07:19
<Jesse>
one thing that's nice about having decimal as the underlying data for measure/amount (and, looking forward, for smart units), is that things like reciporcals, squaring & cubing, multiplication arise quite naturally. Decimal128 is a good fit because it offers a lot of precision in the face of these operations
11:57
<eemeli>

Mostly I'm trying to estimate complexity in terms of the conceptual load we're introducing. Right now we have two types in the spec that hold a numerical value (number and bigint), and with Amount we're due to introduce a third one. The core pitch with Decimal (as I understand it) is to represent decimal numbers, i.e. ones coming from the real world. But don't those almost always have some implicit unit attached? Its stated primary use case is for monetary values, so why not include the currency code with the value? I would think that it would be a very positive feature for something like

new Amount(42, { currency: 'USD' }).add(new Amount(13, { currency: 'BTC' }))

to throw an error.

So from a JS developer point of view, I would think that it'd be simpler to understand a single Amount as being the thing to use for values coming from the real world, rather than needing to decide between an Amount and a Decimal, depending on what sort of operations might need to be done with the value.

12:01
<eemeli>

Let's say I start with two values

const foo = new Amount(42, { currency: 'EUR' })
const bar = new Amount(13, { currency: 'EUR' })

With an amount that did decimal math, I could add those up as

foo.add(bar)

but if their values were Decimal instances, then I'd need to do

const sum = foo.value.add(bar.value)
new Amount(sum, { currency: foo.currency })

To me that seems clumsier, more verbose, and it skips all the validation fo the former about foo and bar being addable.

12:03
<eemeli>
Are there many use cases for decimal values that do not have an implicit unit or currency attached to them?
14:20
<sffc>
Is there a meeting today at 18:00?
14:29
<eemeli>
I at least intend to join the call at the link mentioned in the Reflector issue: https://meetings.igalia.com/tc39jsnumerics
14:29
<eemeli>
Also, issue link: https://github.com/tc39/Reflector/issues/551
14:39
<Jesse>
yes, meeting today at 18:00 CET!
14:39
<Jesse>
(it's not yet in the TC39 calendar yet, sorry)
15:45
<littledan>
eemeli: Do you have any thoughts on the complexity that nicolo-ribaudo noted?
16:19
<eemeli>

The compatibility check will need to take into account the operation type and possibly include a conversion; for instance, adding meter and centimeter should be allowed with a conversion of one into the other, while adding kilogram to meter-per-second should fail. Multiplying a kilogram with a meter-per-second should still work, resulting in a kilogram-meter-per-second. The -per- infix/divisor is already supported by Intl.NumberFormat, btw.

Similarly, adding a unitless value to one with a unit should fail, while multiplication ought to work. Currencies should not be considered convertible between different codes.

In general, operating on things that may include a unit/currency and a precision indicator in addition to a numerical value does add a little bit of work, but only when those fields are actually used.

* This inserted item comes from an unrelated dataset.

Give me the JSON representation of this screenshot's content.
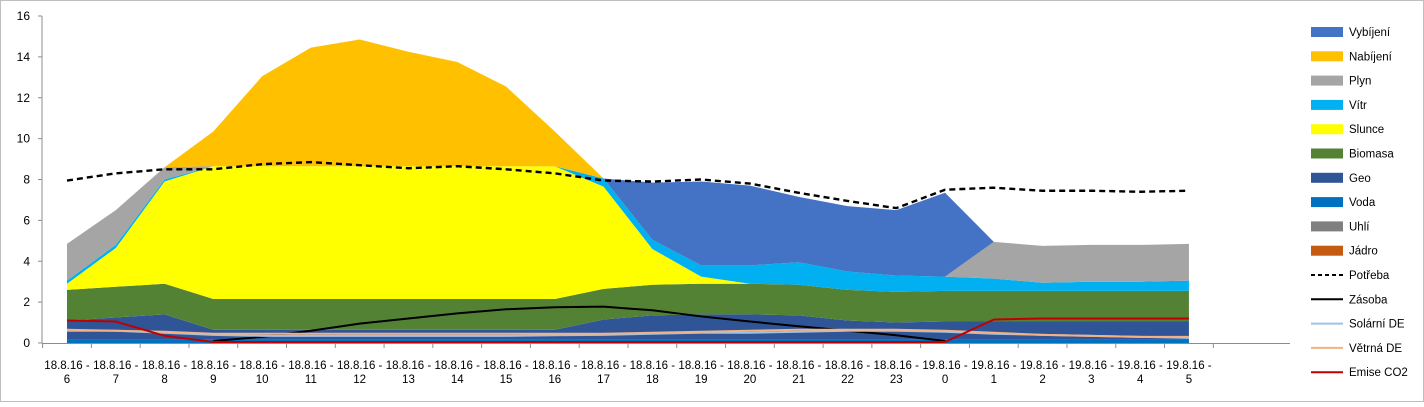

Beyond the compatibility check & possible conversion, we would need to apply some strategy to merging the precisions.

As a default strategy, the significant-figures approach should work: If either Amount has its precision as fraction digits, that number is converted to significant digits by adding Math.floor(Math.log10(n) + 1) to the value. if only one Amount has a precision set, that's applied on the result. If both have, then the smaller significant digits value is applied to the result. This same strategy can work for all arithmetic operations.

As a later step, it could be possible to customize the precision calculation strategy, similarly to how it's possible to consider different precision indicators to work next to fraction & significant digits (e.g. error bars).

The arithmetic operation on the value ought to be defined just as it is currently proposed for Decimal.

16:29
<Jesse>
this is a bit late, (and this is our first go at this) but here is an extremely brief agenda for today's call in 30 min: https://docs.google.com/document/d/1O2EQC61TIDtkcvDSkhDf4N_R9GioT0foU2tH9HBdMdQ/edit?tab=t.0
16:29
<Jesse>
feel free to add anything there
19:04
<littledan>

The arithmetic operation on the value ought to be defined just as it is currently proposed for Decimal.

How should this work, when the underlying value may be a Number or string, as you've also requested?